Ainsi, tout le monde a fermé les yeux et il y avait de la magouille autour de ce bateau. Il poursuit : « Nous demandons à la justice sénégalaise de revenir sur ce dossier car il y a clairement des responsabilités en commençant par le chef de l’Etat d’alors qui a eu à mettre 17 milliards dans un avion alors qu’il fallait moins d’un milliard pour remettre en excellent état les deux moteurs du Joola. Pour toutes ces raisons, le dossier judiciaire doit être remis à jour, pour clarifier à jamais cette affaire. Revenant sur les indemnisations, il rappelle l’audience que le Président Abdoulaye Wade avait accordée à l’association pour en parler. Et il est clairement établi que chaque famille devait recevoir 50 millions de Fcfa conformément aux termes de la navigation en cas d’évènements malheureux de ce genre. Mais l’association avait préféré lui laisser le choix de la somme de sa convenance et dès qu’il a annoncé une enveloppe individuelle de 10 millions de Fcfa, tout le monde est tombé d’accord. Mais se désole Cheikhna Keita, l’Etat n’a pas daigné respecter ses promesses concernant surtout la fondation du Joola pour que les familles puissent être aidées, le renflouement du bateau pour permettre aux familles de faire leur deuil, l’édification du Mémorial dont la première pierre avait été posée à l’époque.

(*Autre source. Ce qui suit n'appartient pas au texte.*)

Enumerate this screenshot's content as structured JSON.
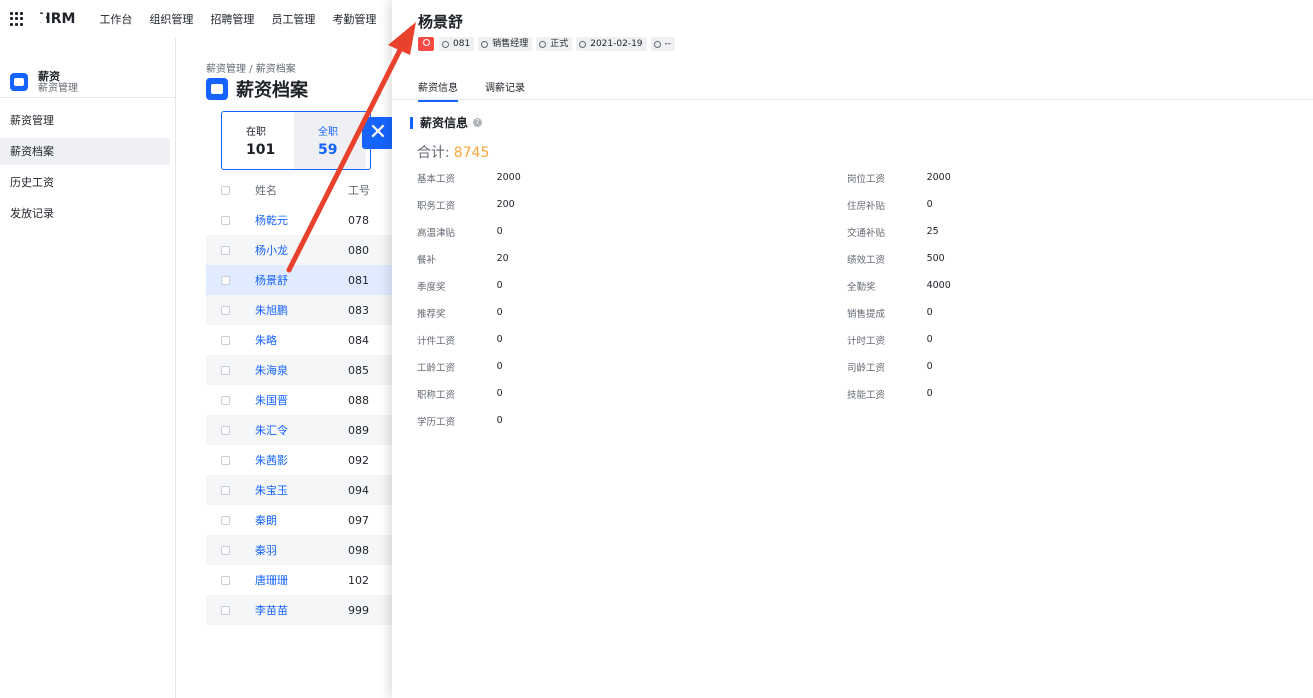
{
  "topbar": {
    "brand": "HRM",
    "nav": [
      "工作台",
      "组织管理",
      "招聘管理",
      "员工管理",
      "考勤管理"
    ]
  },
  "sidebar": {
    "title": "薪资",
    "subtitle": "薪资管理",
    "items": [
      {
        "label": "薪资管理",
        "active": false
      },
      {
        "label": "薪资档案",
        "active": true
      },
      {
        "label": "历史工资",
        "active": false
      },
      {
        "label": "发放记录",
        "active": false
      }
    ]
  },
  "content": {
    "breadcrumb": "薪资管理  /  薪资档案",
    "title": "薪资档案",
    "stats": [
      {
        "label": "在职",
        "value": "101"
      },
      {
        "label": "全职",
        "value": "59"
      }
    ],
    "table": {
      "headers": [
        "姓名",
        "工号"
      ],
      "rows": [
        {
          "name": "杨乾元",
          "id": "078"
        },
        {
          "name": "杨小龙",
          "id": "080"
        },
        {
          "name": "杨景舒",
          "id": "081"
        },
        {
          "name": "朱旭鹏",
          "id": "083"
        },
        {
          "name": "朱略",
          "id": "084"
        },
        {
          "name": "朱海泉",
          "id": "085"
        },
        {
          "name": "朱国晋",
          "id": "088"
        },
        {
          "name": "朱汇令",
          "id": "089"
        },
        {
          "name": "朱茜影",
          "id": "092"
        },
        {
          "name": "朱宝玉",
          "id": "094"
        },
        {
          "name": "秦朗",
          "id": "097"
        },
        {
          "name": "秦羽",
          "id": "098"
        },
        {
          "name": "唐珊珊",
          "id": "102"
        },
        {
          "name": "李苗苗",
          "id": "999"
        }
      ]
    }
  },
  "drawer": {
    "name": "杨景舒",
    "tags": [
      "081",
      "销售经理",
      "正式",
      "2021-02-19",
      "--"
    ],
    "tabs": [
      "薪资信息",
      "调薪记录"
    ],
    "section_title": "薪资信息",
    "total_label": "合计:",
    "total_value": "8745",
    "fields": [
      [
        "基本工资",
        "2000",
        "岗位工资",
        "2000"
      ],
      [
        "职务工资",
        "200",
        "住房补贴",
        "0"
      ],
      [
        "高温津贴",
        "0",
        "交通补贴",
        "25"
      ],
      [
        "餐补",
        "20",
        "绩效工资",
        "500"
      ],
      [
        "季度奖",
        "0",
        "全勤奖",
        "4000"
      ],
      [
        "推荐奖",
        "0",
        "销售提成",
        "0"
      ],
      [
        "计件工资",
        "0",
        "计时工资",
        "0"
      ],
      [
        "工龄工资",
        "0",
        "司龄工资",
        "0"
      ],
      [
        "职称工资",
        "0",
        "技能工资",
        "0"
      ],
      [
        "学历工资",
        "0",
        "",
        ""
      ]
    ]
  },
  "colors": {
    "accent": "#1664ff",
    "total": "#f7a53c",
    "arrow": "#e8412c"
  }
}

A ce jour, rien de plus n’a été fait. Pour Cheikhna Keita, c’est là des demandes légitimes d’autant plus que le bateau, au-delà des 64 rescapés, a fait officiellement 1 863 morts. Mais en réalité, le nombre doit avoisiner les 3 000 décès ou disparus. Il ajoute : « Nous demandons au Président Macky Sall de mettre en place la fondation pour accompagner les familles qui sont dans le besoin, dans le plus grand désarroi. Il s’y ajoute la nécessité de proclamer officiellement la journée du 26 septembre chômée et payée, pour que les gens se rappellent que surcharger n’importe quel moyen de transport constitue un acte hautement répréhensible. Au Sénégal, beaucoup de fêtes religieuses bénéficient de jours fériés et il est temps que le Sénégal s’inspire des Etats-Unis qui ont déclaré férié le 11 septembre, marquant les attaques terroristes qui avaient touché le cœur de l’Amérique. L’Union européenne avait accepté de financer le renflouement mais aucune décision n’est prise dans ce sens par les pouvoirs publics qui se comportent comme s’ils avaient quelque chose à cacher, une vérité à cacher. Me Abdoulaye Wade avait également promis de mettre chaque année 10 billets pour La Mecque, à la disposition de l’association pour prier sur les lieux saints en faveur des morts et disparus. Mais la promesse n’a été tenue que pendant deux ans et personne n’en parle plus.»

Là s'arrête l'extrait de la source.